Let us focus on the latter. Even if you manage a horizontal organization where promotions are scarce, and most employees have been in the same position for a long time, there are still things you can do to better your staff. One of the most important ones is training. Whether they take part in a leadership seminar, enhance their business communication skills, or learn a new language, training serves various purposes.
First, it lets your workers know that you care about them and not only the bottom line. Second, their skills are improving, and as a result, they can do more for your organization. Third, training provides you with the possibility of networking with experts. These are people who can provide a long-term benefit to your business.
Clarity in Rules and Expectations
The most devastating aspect of earthquakes is that they are unpredictable. No matter how much technology a country has or how knowledgeable its engineers are, an earthquake will hit without a moment’s notice. Thus, in the majority of cases, the damage will be irreparable.
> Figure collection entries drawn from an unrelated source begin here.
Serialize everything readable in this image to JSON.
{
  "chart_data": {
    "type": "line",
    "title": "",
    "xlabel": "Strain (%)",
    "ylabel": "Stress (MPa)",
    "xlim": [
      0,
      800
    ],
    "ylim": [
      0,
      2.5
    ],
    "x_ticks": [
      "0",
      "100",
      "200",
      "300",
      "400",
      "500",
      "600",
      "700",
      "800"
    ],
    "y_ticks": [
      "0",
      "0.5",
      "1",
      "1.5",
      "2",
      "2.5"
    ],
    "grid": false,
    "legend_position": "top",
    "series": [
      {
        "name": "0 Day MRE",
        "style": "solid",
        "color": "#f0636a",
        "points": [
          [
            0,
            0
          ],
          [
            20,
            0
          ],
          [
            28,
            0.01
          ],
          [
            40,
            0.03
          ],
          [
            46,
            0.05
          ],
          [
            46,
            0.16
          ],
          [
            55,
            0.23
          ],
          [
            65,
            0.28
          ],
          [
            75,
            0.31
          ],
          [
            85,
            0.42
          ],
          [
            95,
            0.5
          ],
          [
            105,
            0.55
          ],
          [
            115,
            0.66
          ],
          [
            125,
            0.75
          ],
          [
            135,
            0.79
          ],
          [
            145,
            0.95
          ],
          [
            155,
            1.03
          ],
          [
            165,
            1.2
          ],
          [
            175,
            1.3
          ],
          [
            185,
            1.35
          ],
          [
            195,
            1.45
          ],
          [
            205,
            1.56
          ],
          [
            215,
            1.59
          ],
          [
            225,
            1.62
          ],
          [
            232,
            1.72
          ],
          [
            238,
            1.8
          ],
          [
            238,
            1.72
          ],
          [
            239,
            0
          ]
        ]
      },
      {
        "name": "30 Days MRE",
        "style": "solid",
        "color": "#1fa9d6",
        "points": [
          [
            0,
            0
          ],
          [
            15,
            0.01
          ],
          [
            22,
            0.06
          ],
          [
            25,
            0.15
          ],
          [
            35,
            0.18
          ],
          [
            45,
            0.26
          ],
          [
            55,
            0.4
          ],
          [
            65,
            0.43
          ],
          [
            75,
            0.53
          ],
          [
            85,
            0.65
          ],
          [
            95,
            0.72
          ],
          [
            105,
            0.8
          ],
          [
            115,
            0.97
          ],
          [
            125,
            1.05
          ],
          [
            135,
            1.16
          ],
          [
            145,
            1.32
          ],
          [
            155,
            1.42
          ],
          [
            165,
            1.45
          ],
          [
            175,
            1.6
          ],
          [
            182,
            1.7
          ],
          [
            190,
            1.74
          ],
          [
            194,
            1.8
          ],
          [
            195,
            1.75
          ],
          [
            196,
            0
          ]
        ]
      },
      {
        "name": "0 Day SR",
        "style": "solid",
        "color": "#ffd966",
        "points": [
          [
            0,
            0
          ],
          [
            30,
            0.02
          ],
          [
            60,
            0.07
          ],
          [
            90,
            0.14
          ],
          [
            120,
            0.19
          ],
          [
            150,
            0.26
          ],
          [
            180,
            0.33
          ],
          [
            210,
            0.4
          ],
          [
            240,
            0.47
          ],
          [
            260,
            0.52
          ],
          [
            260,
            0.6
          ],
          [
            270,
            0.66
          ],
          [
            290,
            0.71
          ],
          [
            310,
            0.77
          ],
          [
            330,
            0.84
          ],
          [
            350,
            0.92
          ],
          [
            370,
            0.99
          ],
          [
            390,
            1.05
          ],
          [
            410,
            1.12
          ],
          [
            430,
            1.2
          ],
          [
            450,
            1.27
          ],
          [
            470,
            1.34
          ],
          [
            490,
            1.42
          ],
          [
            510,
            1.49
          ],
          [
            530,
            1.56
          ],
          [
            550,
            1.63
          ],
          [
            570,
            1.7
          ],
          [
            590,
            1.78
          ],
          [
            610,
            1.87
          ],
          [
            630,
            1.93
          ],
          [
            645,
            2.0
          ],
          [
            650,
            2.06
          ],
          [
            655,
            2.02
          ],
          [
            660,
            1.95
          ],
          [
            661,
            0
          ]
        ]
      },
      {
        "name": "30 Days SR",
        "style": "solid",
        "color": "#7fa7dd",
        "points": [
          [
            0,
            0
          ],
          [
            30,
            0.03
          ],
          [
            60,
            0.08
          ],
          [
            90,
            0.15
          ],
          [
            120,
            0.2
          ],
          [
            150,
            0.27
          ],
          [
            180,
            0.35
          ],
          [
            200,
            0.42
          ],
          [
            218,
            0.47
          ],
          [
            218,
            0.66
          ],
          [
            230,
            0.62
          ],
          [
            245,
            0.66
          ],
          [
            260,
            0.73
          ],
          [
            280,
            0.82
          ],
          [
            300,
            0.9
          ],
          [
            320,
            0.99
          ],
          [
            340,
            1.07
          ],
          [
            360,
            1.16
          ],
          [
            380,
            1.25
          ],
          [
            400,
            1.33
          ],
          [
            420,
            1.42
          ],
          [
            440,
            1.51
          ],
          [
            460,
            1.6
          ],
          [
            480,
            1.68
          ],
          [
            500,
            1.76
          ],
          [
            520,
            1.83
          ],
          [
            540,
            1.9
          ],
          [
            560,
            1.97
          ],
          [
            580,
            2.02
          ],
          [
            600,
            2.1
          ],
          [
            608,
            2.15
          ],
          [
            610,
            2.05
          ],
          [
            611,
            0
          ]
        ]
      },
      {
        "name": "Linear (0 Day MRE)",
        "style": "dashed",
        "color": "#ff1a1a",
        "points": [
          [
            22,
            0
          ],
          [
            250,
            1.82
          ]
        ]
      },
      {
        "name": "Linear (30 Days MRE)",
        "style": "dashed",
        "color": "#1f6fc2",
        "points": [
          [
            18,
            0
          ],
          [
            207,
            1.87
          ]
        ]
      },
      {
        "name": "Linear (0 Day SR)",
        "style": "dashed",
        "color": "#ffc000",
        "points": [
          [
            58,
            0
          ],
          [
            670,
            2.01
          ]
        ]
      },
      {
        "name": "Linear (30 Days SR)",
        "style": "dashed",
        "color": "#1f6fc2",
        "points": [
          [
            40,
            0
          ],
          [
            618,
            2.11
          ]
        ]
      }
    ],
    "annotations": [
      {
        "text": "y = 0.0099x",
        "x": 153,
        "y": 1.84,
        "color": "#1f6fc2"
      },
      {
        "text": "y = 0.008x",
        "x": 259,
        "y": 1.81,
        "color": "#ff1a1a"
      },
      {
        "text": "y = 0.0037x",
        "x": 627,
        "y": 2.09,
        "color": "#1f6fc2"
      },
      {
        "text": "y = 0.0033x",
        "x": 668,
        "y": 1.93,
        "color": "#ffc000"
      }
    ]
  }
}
A similar phenomenon is seen in business, specifically in the handling of labor. If employees know that they have to work until midnight without getting any overtime incentives, they will do so. After all, this is what they signed up for when they joined the company.
Yet, if this is not in the contract, it’ll come as a surprise to them, and the level of push back and dissatisfaction will be enormous.
The problem many organizations face is not the rule itself or how many there are. On the contrary, the thing employees take issue with is not having enough rules or having unclear ones.
“This is not what I am being paid to do.” “What you are asking me now is not what you told me in the interview.” “You said we could take three days off, not two.” These and other similar complaints are widespread in more than a few companies. Managers don’t set clear expectations at the beginning and then wonder why employees are unhappy.
A Great Company Culture
Everybody talks about great company culture, but few actually know how to define it. Is it an organization where all employees are happy? Is it based more on a stable management team and a responsible board of directors? Does great company culture represent high sales numbers and profitability?
All three answers are valid. Still, what matters is not what the term represents. The important thing is how to achieve it. If you find yourself looking for answers, you could start by looking at few different aspects, including:
- A staff that is in alignment with company goals. If your employees share your vision, they will be more than willing to do what it takes to get there.
- Employees who are motivated to work. Ability is meaningless if there is no desire. A person can be incredibly skilled, but without motivation, he will get nowhere.
- An environment built for teamwork and cooperation. Some companies are fun to be at, even if the workload is high. The same goes for colleagues. A good partner will increase efficiency tenfold.
- Sense of belonging. All people working for the enterprise feel as though they are shareholders in the venture. They are not merely employees getting paid a monthly salary but essential contributors and drivers of success.
- Building leaders. At some point, CEOs will step down, and managers will give way for newcomers. Is your organization ready for this? Will your replacement be as good as you?
These and other features showcase what great company culture is and where the organization should be trying to get.
Nobody joins an organization to quit. Most do so because they want to grow as individuals and be part of something special. Whether this is achieved depends on how much management cares and what they are willing to do.
By placing proper value on training, rules and regulations, and the organization’s culture, companies will ensure low turnover rates and thrive in any industry they find themselves in.